For a while now my first activity of the day after a few stretches and coffee is to draw. I make quick sketches of plants on the back deck and around the yard. Small sketches – usually 2 or 3 to an A4 page with a fine tipped Mitsubishi black pigment ink pen, or occassionally with an old Parker fountain pen. The paper is an inexpensive 160 gsm 24 page pad I found in Big W for $3. The paper is exceptional with a slight textured surface and an off white tint.

This new ritual has been going for about two or three months now but last week I had one of those mornings where two of the drawings on a page were not going well. The more line I added the less sexy they were! I brushed in some Indian ink which made both drawings look like graffiti tags and not the kind of sketch I wanted – as per the above. I developed this daily ritual for eye hand coordation and to keep learning to draw! It’s also become a meditation for the day’s beginnings.
I tore out the two failures and threw the torn page segment in the bin. There was one satisfactory sketch on a third of a page with a ripped edge. After an hour or two I began to reflect on the idea of drawing/art as story where the story is attached to the process – including the frustration, the tearing and the binning with a ripped page remaining and in the drawing itself. The affect and story building of the drawing on the viewer, including the aesthetic appeal or otherwise, is part of the mystery of art for viewers, gallerists, collectors, critics and artists.
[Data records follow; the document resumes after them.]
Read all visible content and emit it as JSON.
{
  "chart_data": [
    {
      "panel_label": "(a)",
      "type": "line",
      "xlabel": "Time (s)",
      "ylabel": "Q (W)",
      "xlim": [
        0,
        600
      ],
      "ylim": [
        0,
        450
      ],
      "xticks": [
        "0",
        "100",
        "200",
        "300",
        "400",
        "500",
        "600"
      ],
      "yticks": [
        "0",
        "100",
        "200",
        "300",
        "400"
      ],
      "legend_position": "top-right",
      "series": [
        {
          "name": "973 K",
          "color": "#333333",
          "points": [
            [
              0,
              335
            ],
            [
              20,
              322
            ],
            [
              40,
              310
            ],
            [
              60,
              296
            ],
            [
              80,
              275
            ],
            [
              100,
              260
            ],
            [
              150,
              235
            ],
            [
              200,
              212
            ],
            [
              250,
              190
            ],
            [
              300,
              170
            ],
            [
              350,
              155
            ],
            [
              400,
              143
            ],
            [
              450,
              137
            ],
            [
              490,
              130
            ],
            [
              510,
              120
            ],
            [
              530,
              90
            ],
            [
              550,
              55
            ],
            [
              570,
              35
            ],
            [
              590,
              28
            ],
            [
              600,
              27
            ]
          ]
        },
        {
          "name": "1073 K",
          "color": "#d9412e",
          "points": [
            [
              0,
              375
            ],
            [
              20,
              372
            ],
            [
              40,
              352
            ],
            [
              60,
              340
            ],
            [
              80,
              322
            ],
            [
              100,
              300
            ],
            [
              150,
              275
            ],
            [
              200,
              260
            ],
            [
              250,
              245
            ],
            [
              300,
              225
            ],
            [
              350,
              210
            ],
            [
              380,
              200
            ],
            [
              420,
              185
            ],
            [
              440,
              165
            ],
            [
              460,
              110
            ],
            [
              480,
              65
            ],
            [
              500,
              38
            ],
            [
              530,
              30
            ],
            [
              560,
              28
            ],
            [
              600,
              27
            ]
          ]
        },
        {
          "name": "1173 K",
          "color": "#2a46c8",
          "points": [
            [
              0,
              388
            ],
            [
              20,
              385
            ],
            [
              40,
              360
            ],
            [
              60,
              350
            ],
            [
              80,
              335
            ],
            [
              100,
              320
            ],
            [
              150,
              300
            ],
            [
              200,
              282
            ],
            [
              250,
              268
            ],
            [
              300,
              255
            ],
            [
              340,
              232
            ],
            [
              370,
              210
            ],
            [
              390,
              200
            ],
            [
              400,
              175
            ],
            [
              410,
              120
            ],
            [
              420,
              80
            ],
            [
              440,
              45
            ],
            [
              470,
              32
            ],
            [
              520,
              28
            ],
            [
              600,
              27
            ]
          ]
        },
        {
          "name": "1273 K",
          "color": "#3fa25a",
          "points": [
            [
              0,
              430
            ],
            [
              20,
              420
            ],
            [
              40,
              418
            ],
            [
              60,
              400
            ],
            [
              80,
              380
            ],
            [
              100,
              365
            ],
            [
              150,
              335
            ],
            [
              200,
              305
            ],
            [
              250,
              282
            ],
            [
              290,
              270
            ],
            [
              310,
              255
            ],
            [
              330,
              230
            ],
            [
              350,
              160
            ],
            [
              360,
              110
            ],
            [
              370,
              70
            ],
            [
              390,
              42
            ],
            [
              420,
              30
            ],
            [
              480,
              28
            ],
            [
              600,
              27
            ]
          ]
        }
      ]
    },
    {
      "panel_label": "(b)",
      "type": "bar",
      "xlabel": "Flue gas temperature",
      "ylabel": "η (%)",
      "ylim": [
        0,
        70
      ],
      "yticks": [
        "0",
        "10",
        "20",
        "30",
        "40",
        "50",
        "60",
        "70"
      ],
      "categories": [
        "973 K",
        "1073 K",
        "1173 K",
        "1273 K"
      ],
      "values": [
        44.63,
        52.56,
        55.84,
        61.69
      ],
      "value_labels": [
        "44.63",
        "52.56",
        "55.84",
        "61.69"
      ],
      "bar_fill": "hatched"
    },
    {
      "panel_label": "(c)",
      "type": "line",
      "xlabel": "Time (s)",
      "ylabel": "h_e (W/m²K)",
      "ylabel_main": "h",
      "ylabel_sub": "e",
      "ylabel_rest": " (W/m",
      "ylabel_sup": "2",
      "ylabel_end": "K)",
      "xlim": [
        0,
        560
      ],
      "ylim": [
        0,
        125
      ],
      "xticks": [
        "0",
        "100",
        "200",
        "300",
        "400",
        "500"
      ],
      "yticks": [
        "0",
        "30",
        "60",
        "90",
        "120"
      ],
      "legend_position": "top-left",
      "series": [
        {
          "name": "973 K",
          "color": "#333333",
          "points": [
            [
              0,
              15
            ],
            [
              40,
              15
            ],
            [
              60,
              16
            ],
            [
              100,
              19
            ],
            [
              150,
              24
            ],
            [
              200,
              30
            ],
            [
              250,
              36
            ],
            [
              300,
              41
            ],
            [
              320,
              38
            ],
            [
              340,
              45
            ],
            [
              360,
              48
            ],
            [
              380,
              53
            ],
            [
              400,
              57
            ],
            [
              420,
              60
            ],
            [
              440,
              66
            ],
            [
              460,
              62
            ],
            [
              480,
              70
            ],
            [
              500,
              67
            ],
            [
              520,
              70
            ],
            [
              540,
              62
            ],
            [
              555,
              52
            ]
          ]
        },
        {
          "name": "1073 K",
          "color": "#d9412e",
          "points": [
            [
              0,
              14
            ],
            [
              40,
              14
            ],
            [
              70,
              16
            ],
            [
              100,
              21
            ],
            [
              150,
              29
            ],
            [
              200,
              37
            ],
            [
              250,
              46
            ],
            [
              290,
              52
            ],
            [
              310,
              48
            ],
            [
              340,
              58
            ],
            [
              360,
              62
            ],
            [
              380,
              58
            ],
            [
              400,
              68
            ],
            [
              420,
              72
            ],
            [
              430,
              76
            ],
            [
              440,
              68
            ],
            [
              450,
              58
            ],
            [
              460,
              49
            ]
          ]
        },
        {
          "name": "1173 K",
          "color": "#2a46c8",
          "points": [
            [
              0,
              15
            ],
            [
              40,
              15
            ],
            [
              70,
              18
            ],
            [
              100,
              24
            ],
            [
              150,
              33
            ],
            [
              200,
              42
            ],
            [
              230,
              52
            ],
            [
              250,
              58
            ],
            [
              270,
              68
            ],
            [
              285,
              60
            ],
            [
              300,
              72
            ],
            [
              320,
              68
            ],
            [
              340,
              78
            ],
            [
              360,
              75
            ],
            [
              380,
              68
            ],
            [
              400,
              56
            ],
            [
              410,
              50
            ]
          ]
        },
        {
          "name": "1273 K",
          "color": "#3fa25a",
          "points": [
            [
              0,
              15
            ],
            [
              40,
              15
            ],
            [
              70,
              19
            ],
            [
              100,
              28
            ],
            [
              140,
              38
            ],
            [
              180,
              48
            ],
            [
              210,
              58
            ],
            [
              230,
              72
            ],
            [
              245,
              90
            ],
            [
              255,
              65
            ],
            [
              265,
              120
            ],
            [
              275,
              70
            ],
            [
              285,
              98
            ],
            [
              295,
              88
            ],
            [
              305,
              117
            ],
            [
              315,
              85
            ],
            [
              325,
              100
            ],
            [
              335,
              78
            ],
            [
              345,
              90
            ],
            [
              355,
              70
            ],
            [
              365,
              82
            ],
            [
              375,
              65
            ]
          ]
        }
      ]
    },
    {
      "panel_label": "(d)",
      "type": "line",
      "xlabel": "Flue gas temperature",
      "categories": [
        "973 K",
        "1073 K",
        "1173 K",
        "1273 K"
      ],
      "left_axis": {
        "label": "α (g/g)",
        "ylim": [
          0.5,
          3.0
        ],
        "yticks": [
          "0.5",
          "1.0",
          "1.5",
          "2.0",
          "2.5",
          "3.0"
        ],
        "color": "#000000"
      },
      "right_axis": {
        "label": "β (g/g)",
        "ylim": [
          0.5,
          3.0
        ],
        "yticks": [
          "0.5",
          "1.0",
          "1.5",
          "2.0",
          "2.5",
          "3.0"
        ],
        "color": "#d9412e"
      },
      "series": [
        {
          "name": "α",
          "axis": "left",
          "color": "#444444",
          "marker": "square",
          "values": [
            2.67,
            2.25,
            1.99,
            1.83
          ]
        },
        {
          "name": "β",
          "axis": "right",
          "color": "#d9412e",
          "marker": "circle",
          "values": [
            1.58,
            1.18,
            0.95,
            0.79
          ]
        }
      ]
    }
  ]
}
Then a new story began to form for me around the binned drawings. I pulled them out and began tearing up the page around and through the failed drawings. I began arranging these bits on found printed encyclopedia pages [ Encyclopedia Britannica] and finally I drew the opening words of a recent Bob Dylan song on two pages: I contain multitudes. The bits of discard became random collage pieces glued to the old print pages telling a story about me , my drawing that morning and the recreation of something new.


I am interested in what kind of story or experience this might trigger for others who read this “art as story” of mine.
It’s important to keep making marks if for no other reason it makes us into better artists so that we can make marks that are good! But it is also important to reflect on the failures and to let an emerging idea out of the failures grab us, find a story evolving around that emerging idea and make work in those moments that leads us to rework bad work – or sometimes to discard it altogether. We will know how to find the path in those moments. This example from my daily ritual is not about a commission or the preparation of a body of work for a group show. It was part of my daily drawing ritual and so this meant I was under no pressure or high expectations that often sits with me when I am preparing for an exhbition or a group show. Because I was able to take more time and did take a more inutive reflective approach to what might be done with the discard, I found I was able to follow a small idea about reworking the “bad art” by listening with intution into working up something entirely different that I am happy with. Inspiration comes and “doors open” when we least expect them to but we must be working and failing and succeeding and being still all in a flow that has us in its gentle grip.